Pour revenir au sujet, la France apporte sans ambiguïté un soutien important à la politique marocaine d’occupation et de colonisation du Sahara occidental. Le président de la République s’est même déplacé personnellement pour appuyer cette position. Et le silence de l’Union européenne en dit long et, pour cause, toute sa politique étrangère va dans le même sens. On peut constater que sur les deux conflits, que ce soit la Palestine ou le Sahara Occidental, cette nouvelle Europe ferme les yeux sur les massacres journaliers de populations sans défense.
Je voudrais, pour conclure, faire remarquer avec insistance que sur ces deux conflits on retrouve les mêmes protagonistes : le Maroc et Israël soutenus par les Etats-Unis, la France et la nouvelle Europe. Pourtant, par rapport au droit international reconnu par l’ONU et par tous les Etats membres, le Maroc et Israël sont dans une illégalité totale indiscutable. Dans les deux cas, on assiste au grand jour aux massacres de peuples sans défense sans que personne sans émeuve outre mesure. De même, on négocie depuis des lustres mais sans résultats tangibles. On parle de paix, mais on continue la guerre. Jusqu’à quand ?

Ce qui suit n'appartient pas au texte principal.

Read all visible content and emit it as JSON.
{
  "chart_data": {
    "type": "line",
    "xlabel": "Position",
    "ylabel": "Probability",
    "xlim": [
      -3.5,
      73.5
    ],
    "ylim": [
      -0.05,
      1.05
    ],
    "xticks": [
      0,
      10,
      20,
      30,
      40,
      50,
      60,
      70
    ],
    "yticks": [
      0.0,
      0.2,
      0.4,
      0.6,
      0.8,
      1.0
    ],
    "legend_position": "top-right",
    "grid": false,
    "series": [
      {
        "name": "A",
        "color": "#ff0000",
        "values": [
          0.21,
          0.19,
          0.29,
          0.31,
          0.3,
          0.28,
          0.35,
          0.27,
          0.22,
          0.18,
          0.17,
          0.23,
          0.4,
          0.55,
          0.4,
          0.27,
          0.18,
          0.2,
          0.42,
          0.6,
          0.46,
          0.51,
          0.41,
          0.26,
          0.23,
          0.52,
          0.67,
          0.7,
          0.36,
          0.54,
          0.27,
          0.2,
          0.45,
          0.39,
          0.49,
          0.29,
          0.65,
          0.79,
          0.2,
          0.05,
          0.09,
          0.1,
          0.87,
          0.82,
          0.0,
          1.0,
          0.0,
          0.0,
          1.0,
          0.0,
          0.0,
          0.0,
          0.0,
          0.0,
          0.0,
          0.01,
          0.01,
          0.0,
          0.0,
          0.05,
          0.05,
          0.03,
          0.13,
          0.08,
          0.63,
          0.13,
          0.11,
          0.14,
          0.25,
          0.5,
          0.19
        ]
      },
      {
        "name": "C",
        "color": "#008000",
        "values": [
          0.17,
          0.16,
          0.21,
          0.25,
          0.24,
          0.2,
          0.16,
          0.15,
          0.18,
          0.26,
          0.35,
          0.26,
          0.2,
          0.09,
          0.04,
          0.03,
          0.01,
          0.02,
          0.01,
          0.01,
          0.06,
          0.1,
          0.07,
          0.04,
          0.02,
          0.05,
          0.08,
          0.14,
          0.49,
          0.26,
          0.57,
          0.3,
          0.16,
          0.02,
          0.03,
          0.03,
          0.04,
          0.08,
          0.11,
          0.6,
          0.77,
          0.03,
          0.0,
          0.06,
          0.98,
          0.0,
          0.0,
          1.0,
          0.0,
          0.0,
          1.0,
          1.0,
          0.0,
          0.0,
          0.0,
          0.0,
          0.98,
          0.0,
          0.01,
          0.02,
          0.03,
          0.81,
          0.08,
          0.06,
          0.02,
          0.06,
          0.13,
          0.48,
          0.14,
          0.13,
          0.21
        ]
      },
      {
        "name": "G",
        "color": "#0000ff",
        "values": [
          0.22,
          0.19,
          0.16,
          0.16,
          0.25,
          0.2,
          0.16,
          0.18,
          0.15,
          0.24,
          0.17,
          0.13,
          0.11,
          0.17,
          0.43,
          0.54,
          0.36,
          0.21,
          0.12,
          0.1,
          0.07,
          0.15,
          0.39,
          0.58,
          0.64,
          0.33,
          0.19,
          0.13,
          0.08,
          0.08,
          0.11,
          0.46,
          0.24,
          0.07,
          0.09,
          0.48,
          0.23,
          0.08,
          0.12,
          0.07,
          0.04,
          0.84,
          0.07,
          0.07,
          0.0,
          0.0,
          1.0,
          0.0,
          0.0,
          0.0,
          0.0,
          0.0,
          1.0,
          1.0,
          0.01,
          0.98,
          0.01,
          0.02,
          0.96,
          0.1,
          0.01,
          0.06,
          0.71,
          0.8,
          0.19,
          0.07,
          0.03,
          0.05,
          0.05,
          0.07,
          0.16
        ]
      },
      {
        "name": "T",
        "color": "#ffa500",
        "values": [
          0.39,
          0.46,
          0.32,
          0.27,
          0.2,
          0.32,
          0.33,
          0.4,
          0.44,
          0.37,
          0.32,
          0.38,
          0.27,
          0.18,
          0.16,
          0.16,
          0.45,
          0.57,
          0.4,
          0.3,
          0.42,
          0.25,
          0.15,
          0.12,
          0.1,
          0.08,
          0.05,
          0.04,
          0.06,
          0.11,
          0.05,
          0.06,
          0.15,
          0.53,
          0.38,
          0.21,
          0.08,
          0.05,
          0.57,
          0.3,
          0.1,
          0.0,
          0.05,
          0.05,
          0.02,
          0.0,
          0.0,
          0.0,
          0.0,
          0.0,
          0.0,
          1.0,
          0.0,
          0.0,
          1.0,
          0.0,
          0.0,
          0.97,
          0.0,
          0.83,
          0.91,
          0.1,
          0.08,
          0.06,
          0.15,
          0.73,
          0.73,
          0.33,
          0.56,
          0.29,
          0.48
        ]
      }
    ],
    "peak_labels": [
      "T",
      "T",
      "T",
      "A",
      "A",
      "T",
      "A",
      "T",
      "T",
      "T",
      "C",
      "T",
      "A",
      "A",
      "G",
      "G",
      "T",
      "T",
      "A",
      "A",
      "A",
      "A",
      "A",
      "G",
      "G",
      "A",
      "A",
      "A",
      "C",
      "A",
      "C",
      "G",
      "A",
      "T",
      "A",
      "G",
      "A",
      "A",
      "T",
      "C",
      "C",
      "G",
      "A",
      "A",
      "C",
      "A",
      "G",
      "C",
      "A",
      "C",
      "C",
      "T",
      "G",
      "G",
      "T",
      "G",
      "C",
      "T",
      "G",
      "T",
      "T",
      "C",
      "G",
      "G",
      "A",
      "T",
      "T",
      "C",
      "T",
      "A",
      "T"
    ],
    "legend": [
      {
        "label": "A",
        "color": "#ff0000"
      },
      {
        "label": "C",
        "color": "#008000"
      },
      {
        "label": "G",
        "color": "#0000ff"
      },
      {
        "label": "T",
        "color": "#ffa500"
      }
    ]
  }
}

Que faire pour imposer une paix juste pour les peuples en conflit? Pour ma part, je pense que combattre seulement les effets et ne pas combattre la politique des véritables protagonistes qui sont cause des guerres ne suffira pas pour imposer la paix. Pour aider ces peuples, il faut impérativement mener une bataille politique contre les pays qui soutiennent l’insoutenable.